The Pop-Cultural Ties that Bind
On this July 4th, since others are addressing the patriotic, political, and recreational aspects of the holiday in a major way—I’m going to go with a uniquely American pop-cultural moment I experienced some years ago.
Like a hundred, give or take.
But it was a pretty neat moment, and strong evidence of that force that binds the American people in ways that transcend the political and geographical.
I lived and worked in the former Portuguese territory of Macau for two unforgettable years. When the time came to think about what to do next, I began mailing out requests for graduate school applications from several U.S. institutions.
But due to a lumbering bureaucracy at one prestigious university, they mailed to me a foreign-student application package by mistake.
Now, I had explained to all that though I was living overseas, I was actually a U.S. citizen, and would need application materials appropriate to that situation.
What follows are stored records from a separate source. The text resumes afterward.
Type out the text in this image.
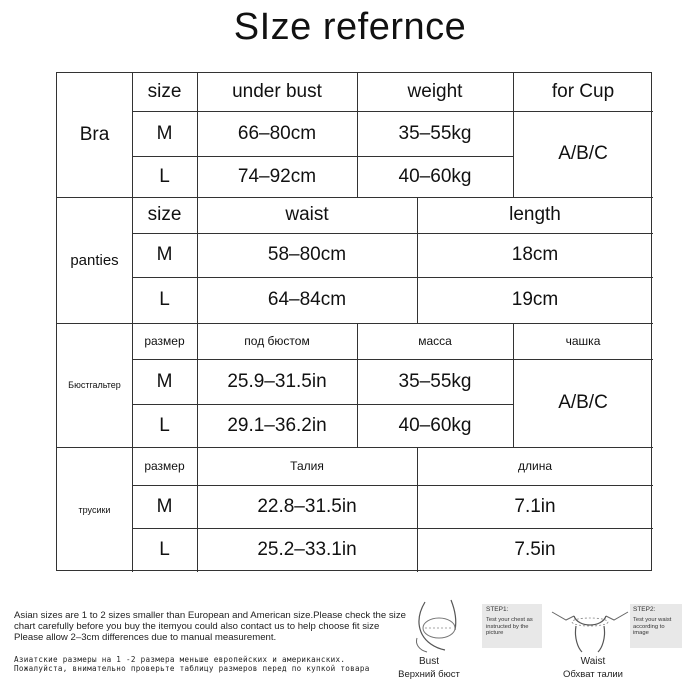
SIze refernce
Bra
size	under bust	weight	for Cup
M	66–80cm	35–55kg
L	74–92cm	40–60kg
A/B/C
panties
size	waist	length
M	58–80cm	18cm
L	64–84cm	19cm
Бюстгальтер
размер	под бюстом	масса	чашка
M	25.9–31.5in	35–55kg
L	29.1–36.2in	40–60kg
A/B/C
трусики
размер	Талия	длина
M	22.8–31.5in	7.1in
L	25.2–33.1in	7.5in
Asian sizes are 1 to 2 sizes smaller than European and American size.Please check the size chart carefully before you buy the itemyou could also contact us to help choose fit size Please allow 2–3cm differences due to manual measurement.
Азиатские размеры на 1 -2 размера меньше европейских и американских. Пожалуйста, внимательно проверьте таблицу размеров перед по купкой товара
STEP1:
Test your chest as instructed by the picture
Bust
Верхний бюст
STEP2:
Test your waist according to image
Waist
Обхват талии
OK, technologically speaking, as you may have guessed, this was back sometime after the discovery of fire, but still before the advent of the Internet. Whereas today, the problem could have been cleared up through the ethers in no time, back then—if you lived overseas—you were dependent on the international post.
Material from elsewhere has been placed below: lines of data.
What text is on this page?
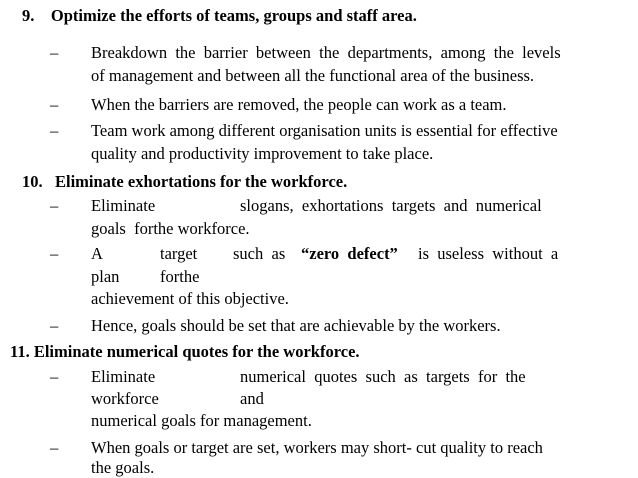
9.    Optimize the efforts of teams, groups and staff area.
– Breakdown  the  barrier  between  the  departments,  among  the  levels
of management and between all the functional area of the business.
– When the barriers are removed, the people can work as a team.
– Team work among different organisation units is essential for effective
quality and productivity improvement to take place.
10.   Eliminate exhortations for the workforce.
– Eliminate	slogans,  exhortations  targets  and  numerical
goals  forthe workforce.
– A	target such  as “zero  defect” is  useless  without  a
plan forthe
achievement of this objective.
– Hence, goals should be set that are achievable by the workers.
11. Eliminate numerical quotes for the workforce.
– Eliminate	numerical  quotes  such  as  targets  for  the
workforce	and
numerical goals for management.
– When goals or target are set, workers may short- cut quality to reach
the goals.
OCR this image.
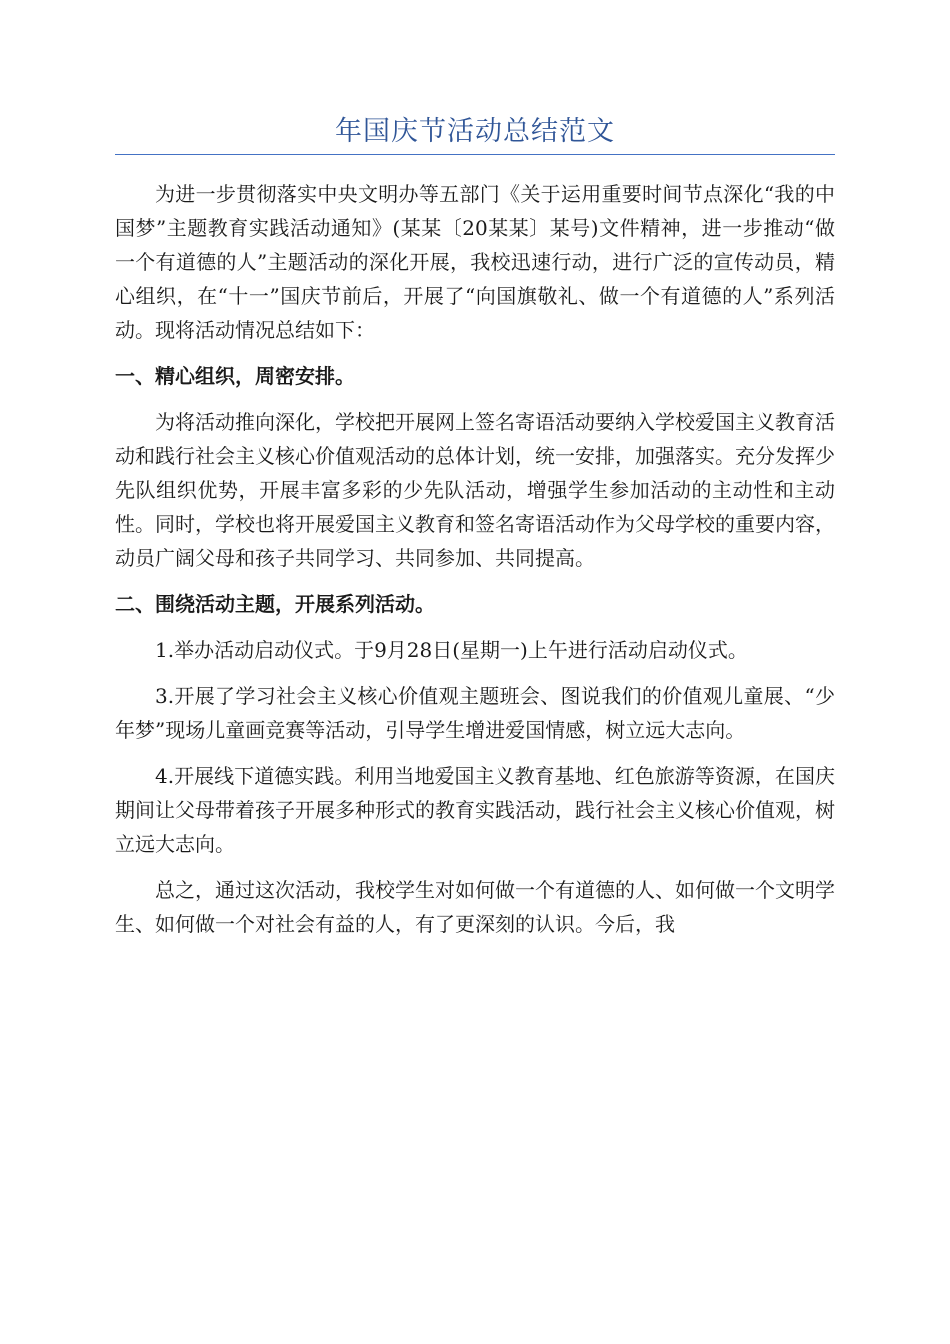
年国庆节活动总结范文

为进一步贯彻落实中央文明办等五部门《关于运用重要时间节点深化“我的中国梦”主题教育实践活动通知》(某某〔20某某〕某号)文件精神，进一步推动“做一个有道德的人”主题活动的深化开展，我校迅速行动，进行广泛的宣传动员，精心组织，在“十一”国庆节前后，开展了“向国旗敬礼、做一个有道德的人”系列活动。现将活动情况总结如下：

一、精心组织，周密安排。

为将活动推向深化，学校把开展网上签名寄语活动要纳入学校爱国主义教育活动和践行社会主义核心价值观活动的总体计划，统一安排，加强落实。充分发挥少先队组织优势，开展丰富多彩的少先队活动，增强学生参加活动的主动性和主动性。同时，学校也将开展爱国主义教育和签名寄语活动作为父母学校的重要内容，动员广阔父母和孩子共同学习、共同参加、共同提高。

二、围绕活动主题，开展系列活动。

1.举办活动启动仪式。于9月28日(星期一)上午进行活动启动仪式。

3.开展了学习社会主义核心价值观主题班会、图说我们的价值观儿童展、“少年梦”现场儿童画竞赛等活动，引导学生增进爱国情感，树立远大志向。

4.开展线下道德实践。利用当地爱国主义教育基地、红色旅游等资源，在国庆期间让父母带着孩子开展多种形式的教育实践活动，践行社会主义核心价值观，树立远大志向。

总之，通过这次活动，我校学生对如何做一个有道德的人、如何做一个文明学生、如何做一个对社会有益的人，有了更深刻的认识。今后，我
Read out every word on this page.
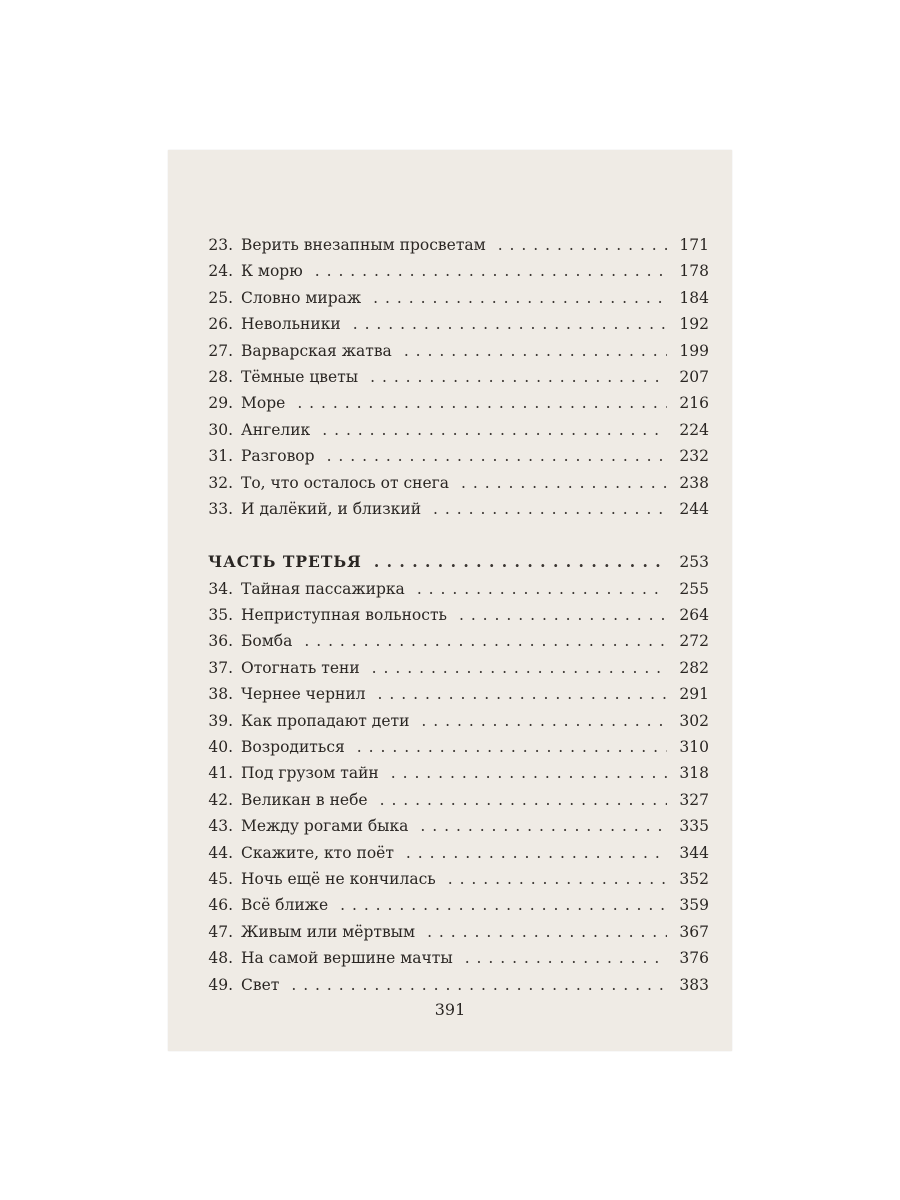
23. Верить внезапным просветам . . .	171
24. К морю . . .	178
25. Словно мираж . . .	184
26. Невольники . . .	192
27. Варварская жатва . . .	199
28. Тёмные цветы . . .	207
29. Море . . .	216
30. Ангелик . . .	224
31. Разговор . . .	232
32. То, что осталось от снега . . .	238
33. И далёкий, и близкий . . .	244
ЧАСТЬ ТРЕТЬЯ . . .	253
34. Тайная пассажирка . . .	255
35. Неприступная вольность . . .	264
36. Бомба . . .	272
37. Отогнать тени . . .	282
38. Чернее чернил . . .	291
39. Как пропадают дети . . .	302
40. Возродиться . . .	310
41. Под грузом тайн . . .	318
42. Великан в небе . . .	327
43. Между рогами быка . . .	335
44. Скажите, кто поёт . . .	344
45. Ночь ещё не кончилась . . .	352
46. Всё ближе . . .	359
47. Живым или мёртвым . . .	367
48. На самой вершине мачты . . .	376
49. Свет . . .	383
391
I wrote to this school a second time, and waited weeks for the result. Amazingly, they got it wrong again!
Now I was beginning to wonder whether the matter could be resolved in time for me to make their application deadline. I was utterly perplexed as to what to do; I had no reason to believe that a phone call, under these conditions, would have yielded a better result—I only knew that such a call would have been diabolically expensive.
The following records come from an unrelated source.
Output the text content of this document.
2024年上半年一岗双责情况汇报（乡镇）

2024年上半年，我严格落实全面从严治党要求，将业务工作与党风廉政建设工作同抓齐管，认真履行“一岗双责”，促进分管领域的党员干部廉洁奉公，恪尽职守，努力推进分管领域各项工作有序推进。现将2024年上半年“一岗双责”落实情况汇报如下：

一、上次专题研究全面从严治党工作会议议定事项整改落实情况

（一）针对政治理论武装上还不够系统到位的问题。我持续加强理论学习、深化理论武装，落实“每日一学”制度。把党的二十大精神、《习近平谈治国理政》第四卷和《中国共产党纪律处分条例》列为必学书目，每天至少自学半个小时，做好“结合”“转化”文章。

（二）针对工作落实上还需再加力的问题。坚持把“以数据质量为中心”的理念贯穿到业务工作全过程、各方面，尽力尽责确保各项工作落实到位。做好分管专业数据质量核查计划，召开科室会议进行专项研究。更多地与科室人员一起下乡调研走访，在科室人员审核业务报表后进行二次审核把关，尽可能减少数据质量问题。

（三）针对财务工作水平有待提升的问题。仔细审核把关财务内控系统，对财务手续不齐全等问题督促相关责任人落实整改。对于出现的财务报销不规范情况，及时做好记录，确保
So I sat down to write what I hoped would be my last letter to this group. In it, I began by repeating my request for the proper application package, and the fact of my U.S. citizenship. I described my earlier problems, and implored the reader to send along the correct package as quickly as possible.
Just as I was finishing this draft, a wacky thought hit me, and, after a moment’s consideration, I decided to run with it, for what could it hurt at this stage?
In closing this time, I boldly declared that I knew all the words to the opening theme of Gilligan’s Island, and that I could, therefore, sing it on demand in any setting. I added that I hoped this fact would clear up for good the matter of my origins for legal and administrative purposes.
Sure enough, a few weeks after I’d sent that letter, the proper application materials arrived in my mailbox at last, and I was able to complete them by the appointed time!
Coincidence? I think not!
Our American pop-cultural heritage is a frothy assemblage of generally useless facts and phenomena, in one way of seeing; but as the incident above suggests, up to a certain point in time, a particular collection of words, images, trends, and happenings (the late Evel Knievel’s Snake River Canyon jump, anyone?) nevertheless has the power to bind many of us in an oddly meaningful way. We find we are bound through largely happy memories of specific moments shared by millions of others, from coast to coast.
As we unfurl the red, white, and blue this Independence Day, our thoughts might well go to the founding of a nation whose workings, makeup, and astonishing promise are rooted in its daring philosophical foundations.
But here, now, a quick nod in the direction of the unique, often humorous ties that link us today beyond ethnic, economic, and historical parameters.